Thursday, December 2, 2010

Xenocide

There are the fans, and there are the ones who haven't got around to reading his work. I have yet to meet anyone who doesn't like Orson Scott Card's books. Well, the Ender books, anyway. I guess there are some weird, less famous ones that I've heard might be lame.

A while back, it's probably been almost ten years now, I read Ender's Game. It was an experience never to be forgotten. No other book I've ever come across has taken an idea and explored it in such a way, while at the same time creating a character I actually cared about, pretty much like I care about real people. Disturbing at multiple levels—most of which can't even surface until you've finished the book, put it aside, and utterly failed at forgetting it and moving on with your life—it stretched the boundaries of what I thought fiction books could really do and how much they actually can change you.

I've been changed by other books before, but not in such a self-aware way. The Little House on the Prairie books partially defined my childhood, L.M. Montgomery's books defined my adolescence, and Harry Potter helped pull me and keep me out of a very dark period of transition. Countless other books altered my perception of the world around me and the relationships I had formed and should form—most of them good, some of them bad. But I didn't think about it that way.

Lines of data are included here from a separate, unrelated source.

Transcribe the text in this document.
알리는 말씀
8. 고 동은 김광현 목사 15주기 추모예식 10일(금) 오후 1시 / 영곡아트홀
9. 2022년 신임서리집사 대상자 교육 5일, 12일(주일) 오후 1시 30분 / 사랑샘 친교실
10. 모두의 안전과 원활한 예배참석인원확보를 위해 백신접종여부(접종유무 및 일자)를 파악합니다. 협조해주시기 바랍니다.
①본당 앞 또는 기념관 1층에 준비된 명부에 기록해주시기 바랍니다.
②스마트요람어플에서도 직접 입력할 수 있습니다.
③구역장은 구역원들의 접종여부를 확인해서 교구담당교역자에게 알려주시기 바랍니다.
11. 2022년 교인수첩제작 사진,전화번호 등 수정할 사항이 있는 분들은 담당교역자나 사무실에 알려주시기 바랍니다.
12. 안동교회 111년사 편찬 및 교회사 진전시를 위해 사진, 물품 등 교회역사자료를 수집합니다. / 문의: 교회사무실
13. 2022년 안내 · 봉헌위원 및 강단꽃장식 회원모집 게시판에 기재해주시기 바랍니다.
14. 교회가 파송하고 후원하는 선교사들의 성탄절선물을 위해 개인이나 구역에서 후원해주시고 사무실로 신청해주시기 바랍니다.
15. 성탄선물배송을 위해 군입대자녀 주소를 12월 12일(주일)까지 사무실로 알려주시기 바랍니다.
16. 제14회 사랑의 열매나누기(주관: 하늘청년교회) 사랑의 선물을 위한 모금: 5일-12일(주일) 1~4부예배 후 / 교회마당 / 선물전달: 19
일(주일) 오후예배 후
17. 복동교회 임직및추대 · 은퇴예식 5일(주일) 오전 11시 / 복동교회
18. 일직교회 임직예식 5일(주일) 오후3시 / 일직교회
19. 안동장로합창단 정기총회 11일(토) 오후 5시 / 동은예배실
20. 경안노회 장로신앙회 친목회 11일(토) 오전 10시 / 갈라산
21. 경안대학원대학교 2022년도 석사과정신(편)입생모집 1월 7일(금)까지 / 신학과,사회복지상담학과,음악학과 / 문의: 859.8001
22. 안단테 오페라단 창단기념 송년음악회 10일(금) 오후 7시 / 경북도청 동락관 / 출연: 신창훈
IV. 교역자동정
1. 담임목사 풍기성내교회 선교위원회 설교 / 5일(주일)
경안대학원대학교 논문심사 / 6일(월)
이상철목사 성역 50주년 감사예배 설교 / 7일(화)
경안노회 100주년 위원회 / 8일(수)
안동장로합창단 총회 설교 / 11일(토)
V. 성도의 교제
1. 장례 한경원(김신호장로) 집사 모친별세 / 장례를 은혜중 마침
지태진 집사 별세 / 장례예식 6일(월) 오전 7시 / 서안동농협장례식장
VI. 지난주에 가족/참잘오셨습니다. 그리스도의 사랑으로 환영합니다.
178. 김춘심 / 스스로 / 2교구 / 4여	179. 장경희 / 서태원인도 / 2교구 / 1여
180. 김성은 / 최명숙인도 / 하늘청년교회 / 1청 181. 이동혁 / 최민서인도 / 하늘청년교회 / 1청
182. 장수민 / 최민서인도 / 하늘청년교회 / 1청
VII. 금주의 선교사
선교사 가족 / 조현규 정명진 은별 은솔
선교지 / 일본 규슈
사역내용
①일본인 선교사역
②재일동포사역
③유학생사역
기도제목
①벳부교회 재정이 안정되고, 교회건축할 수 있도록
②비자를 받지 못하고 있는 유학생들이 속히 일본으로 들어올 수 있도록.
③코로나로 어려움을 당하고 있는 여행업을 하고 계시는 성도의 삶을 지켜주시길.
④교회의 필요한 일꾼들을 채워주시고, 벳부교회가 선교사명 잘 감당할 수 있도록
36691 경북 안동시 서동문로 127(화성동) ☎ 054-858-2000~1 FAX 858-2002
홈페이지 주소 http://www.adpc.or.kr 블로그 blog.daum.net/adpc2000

When I think about books that truly changed me, Ender's Game is always at the very top of the list. I should probably go more into why, but I don't want to, because it's a little too personal, and because I'd rather discuss Xenocide right now. For a long time, I had to recognize that I could only read a book by Card every few years or so, because when an intense personality reads an intense book, long periods of recovery time are required. So I read Ender's Game, then a few years later I read it again. A few years after that, I read Ender's Shadow, and a few years after that I read Speaker for the Dead. I got my copy of Xenocide on purpose to go to an author signing, but that, also, was a few years ago. I had to wait to start reading it when I was ready. And, contrary to my expectations, waiting a few years was not a bad thing; I could remember every character and every pertinent detail.

I just finished reading it this morning, only because last night I had a hundred pages left and was holding my eyes open with stinging tears just to get that far.

I'm sure most of my reaction to this book has to do with the fact that the author and I are members of the same faith, so I understand where his ideas are both coming from and traveling towards. But I haven't read any other books that attempt to explore and explain faith and religion with science—all at the same time throwing in dilemmas of ethics that span across planets, across villages, across religious orders, across different species, across members of the same family, and even within individuals.

What is the nature of life? Why do people care about each other? Why do people exist? How do people exist? What is free will? What is bondage? What is power? What is right? What is wrong? How much of reality is limited to our power of imagination?

He's asking the questions, and he's presenting evidence for the questions to be relevant along with evidence to provide answers. But he doesn't try to answer them.

Some authors are so open-ended you almost wish they had never brought up the questions in the first place. Others are a little too eager to wrap up their own conclusions in a box and present it to readers as if it were a great gift. A really great author leaves just enough alone. Like asking which came first, the chicken or the egg, and giving multiple arguments for either one—and at the same time wondering how vital it really is whether we know or not.

What I'm saying, then, is that Card is a great author, aside from all the stylistic fumbles he has said are relatively unimportant. He believes in substance over style, and I do agree with the overall philosophy, though I'm not convinced he's entirely correct in his approach. The book would have been much stronger if he had tighter editing (I feel patronized as a reader when the author feels the need to tell me things more than once, especially how certain people are related to others; and I was informed at least six times that Ender was Miro's step-father), and even possibly if he could employ a little more verbal subtlety in characterization.

But what's the job of a critic? In the words of Anton Ego, "the average piece of junk is worth far more than our criticism designating it so." There's plenty of junk out there in the world of books, but Xenocide isn't part of that pile.

1 comment:

  1. You review captures perfectly what I love about those books, what makes them so brilliant! He makes cosmic matters so personal. Great review.